Sie lag in dem von Studenten umkreisten Bett und erinnerte sich mit Schaudern an den vorherigen Abend. Der Accoucheur zog und zog mit der Zange, ihren Schmerzensschreien schenkte er kein Gehör. Zum Glück war sie nicht durchgehend bei Bewusstsein und irgendwann gab ihr Körper dem Willen des Arztes nach. Ihr Unterleib fühlte sich zerrissen an, schmerzte bei den Demonstrationen des Klinikleiters. Die Studenten begafften jeden Handgriff des Professors genau, begafften sie.
»Sie!«, forderte er einen dicklichen Studios auf. »Erproben Sie Ihre Fähigkeiten.« Damit trat er zwei Schritte zurück und machte den Platz frei für den Schüler. »Mit Gefühl, Sie Tölpel!

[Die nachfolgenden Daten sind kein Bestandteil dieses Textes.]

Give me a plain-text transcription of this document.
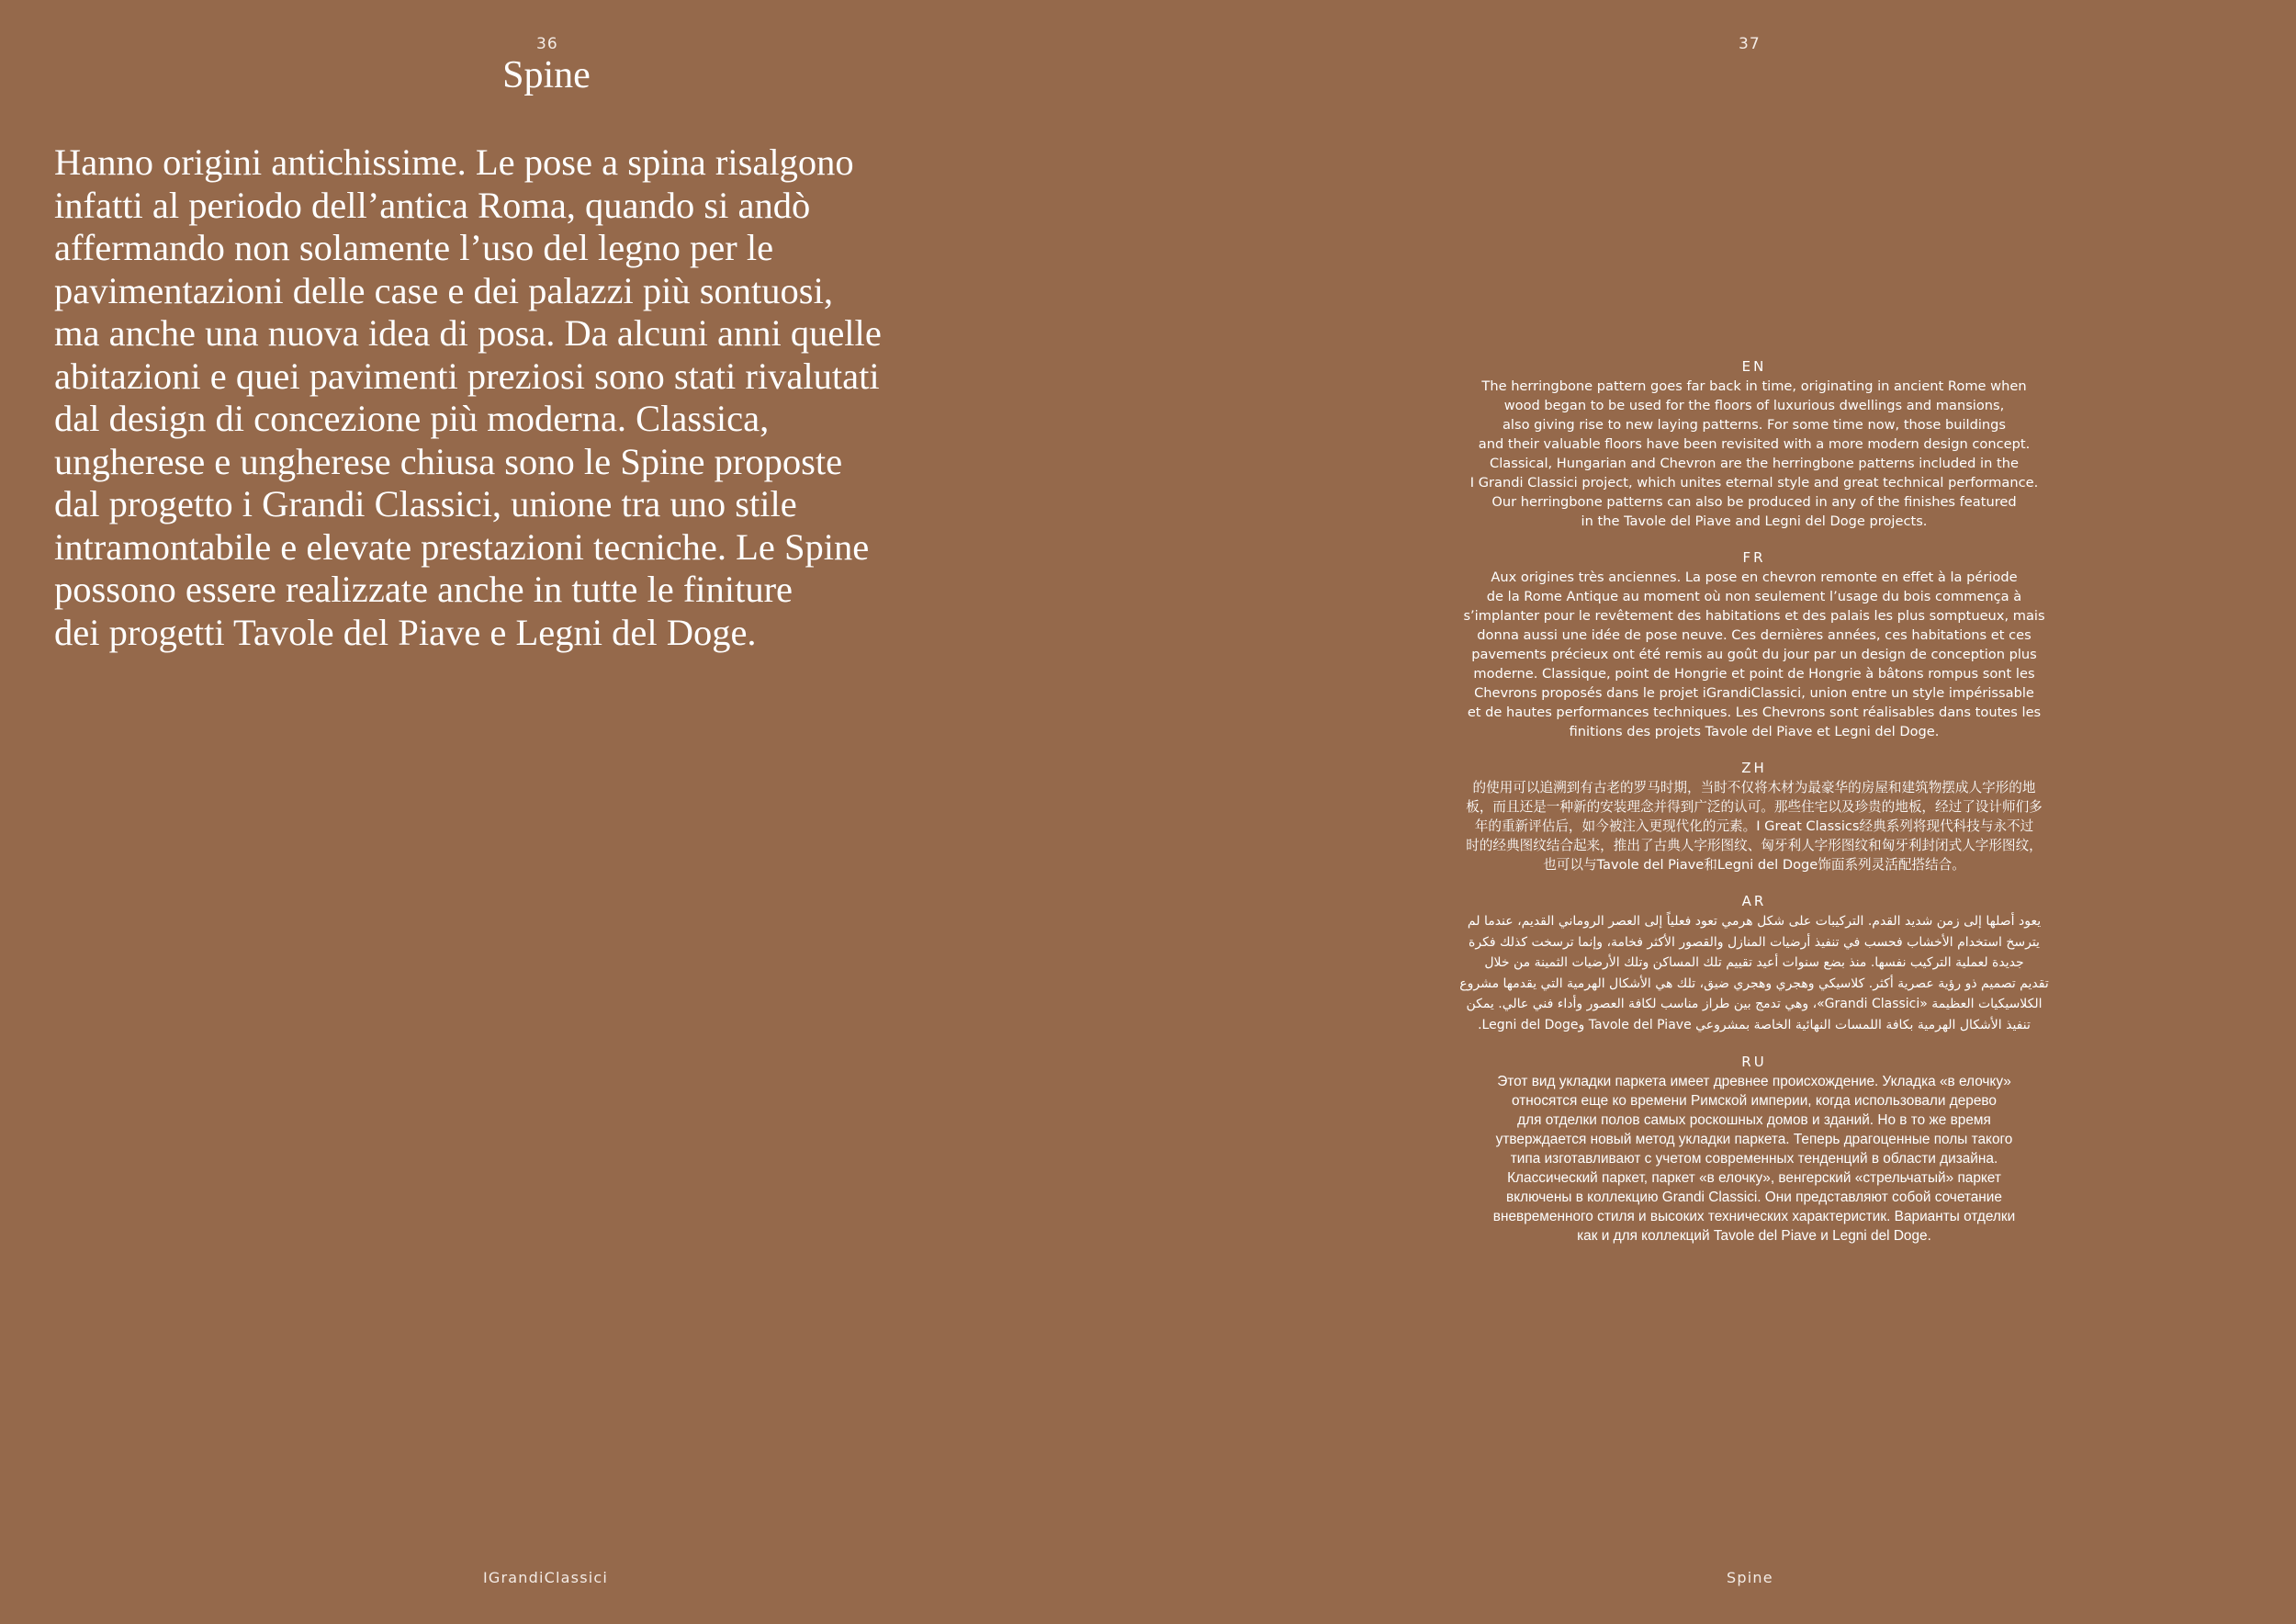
36
Spine

Hanno origini antichissime. Le pose a spina risalgono
infatti al periodo dell’antica Roma, quando si andò
affermando non solamente l’uso del legno per le
pavimentazioni delle case e dei palazzi più sontuosi,
ma anche una nuova idea di posa. Da alcuni anni quelle
abitazioni e quei pavimenti preziosi sono stati rivalutati
dal design di concezione più moderna. Classica,
ungherese e ungherese chiusa sono le Spine proposte
dal progetto i Grandi Classici, unione tra uno stile
intramontabile e elevate prestazioni tecniche. Le Spine
possono essere realizzate anche in tutte le finiture
dei progetti Tavole del Piave e Legni del Doge.

IGrandiClassici
37
EN

The herringbone pattern goes far back in time, originating in ancient Rome when
wood began to be used for the floors of luxurious dwellings and mansions,
also giving rise to new laying patterns. For some time now, those buildings
and their valuable floors have been revisited with a more modern design concept.
Classical, Hungarian and Chevron are the herringbone patterns included in the
I Grandi Classici project, which unites eternal style and great technical performance.
Our herringbone patterns can also be produced in any of the finishes featured
in the Tavole del Piave and Legni del Doge projects.

FR

Aux origines très anciennes. La pose en chevron remonte en effet à la période
de la Rome Antique au moment où non seulement l’usage du bois commença à
s’implanter pour le revêtement des habitations et des palais les plus somptueux, mais
donna aussi une idée de pose neuve. Ces dernières années, ces habitations et ces
pavements précieux ont été remis au goût du jour par un design de conception plus
moderne. Classique, point de Hongrie et point de Hongrie à bâtons rompus sont les
Chevrons proposés dans le projet iGrandiClassici, union entre un style impérissable
et de hautes performances techniques. Les Chevrons sont réalisables dans toutes les
finitions des projets Tavole del Piave et Legni del Doge.

ZH

的使用可以追溯到有古老的罗马时期，当时不仅将木材为最豪华的房屋和建筑物摆成人字形的地
板，而且还是一种新的安装理念并得到广泛的认可。那些住宅以及珍贵的地板，经过了设计师们多
年的重新评估后，如今被注入更现代化的元素。I Great Classics经典系列将现代科技与永不过
时的经典图纹结合起来，推出了古典人字形图纹、匈牙利人字形图纹和匈牙利封闭式人字形图纹，
也可以与Tavole del Piave和Legni del Doge饰面系列灵活配搭结合。

AR

يعود أصلها إلى زمن شديد القدم. التركيبات على شكل هرمي تعود فعلياً إلى العصر الروماني القديم، عندما لم
يترسخ استخدام الأخشاب فحسب في تنفيذ أرضيات المنازل والقصور الأكثر فخامة، وإنما ترسخت كذلك فكرة
جديدة لعملية التركيب نفسها. منذ بضع سنوات أعيد تقييم تلك المساكن وتلك الأرضيات الثمينة من خلال
تقديم تصميم ذو رؤية عصرية أكثر. كلاسيكي وهجري وهجري ضيق، تلك هي الأشكال الهرمية التي يقدمها مشروع
الكلاسيكيات العظيمة «Grandi Classici»، وهي تدمج بين طراز مناسب لكافة العصور وأداء فني عالي. يمكن
تنفيذ الأشكال الهرمية بكافة اللمسات النهائية الخاصة بمشروعي Tavole del Piave وLegni del Doge.

RU

Этот вид укладки паркета имеет древнее происхождение. Укладка «в елочку»
относятся еще ко времени Римской империи, когда использовали дерево
для отделки полов самых роскошных домов и зданий. Но в то же время
утверждается новый метод укладки паркета. Теперь драгоценные полы такого
типа изготавливают с учетом современных тенденций в области дизайна.
Классический паркет, паркет «в елочку», венгерский «стрельчатый» паркет
включены в коллекцию Grandi Classici. Они представляют собой сочетание
вневременного стиля и высоких технических характеристик. Варианты отделки
как и для коллекций Tavole del Piave и Legni del Doge.

Spine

Denken Sie an Hippokrates.«
Maria schloss die Augen, um den Klinikleiter nicht weiter sehen zu müssen. Der schüchterne Student hatte zehnmal mehr Gefühl als er und der Fleischer von gestern. Sie würde alsbald aus diesem Bette aufstehen und wenn nötig zur Türe rauskriechen, nur um von diesem Ort wegzukommen. Maria hoffte darauf, dass Katharina sie heute wirklich besuchen käme. Ein vertrautes Gesicht konnte sie gut gebrauchen.
»Semmelweis!«, polterte die Stimme weiter. »Ihre Patientin, bis zur Entlassung. Ich erwarte täglich einen schriftlichen Untersuchungsbericht. Meine Herren, folgen Sie mir zum nächsten Untersuchungsmaterial.«
»Keine Besuche! Wir sind randvoll mit Patientinnen, da wollen wir nicht noch mehr Leute im Haus«, ordnete die Aufseherin an.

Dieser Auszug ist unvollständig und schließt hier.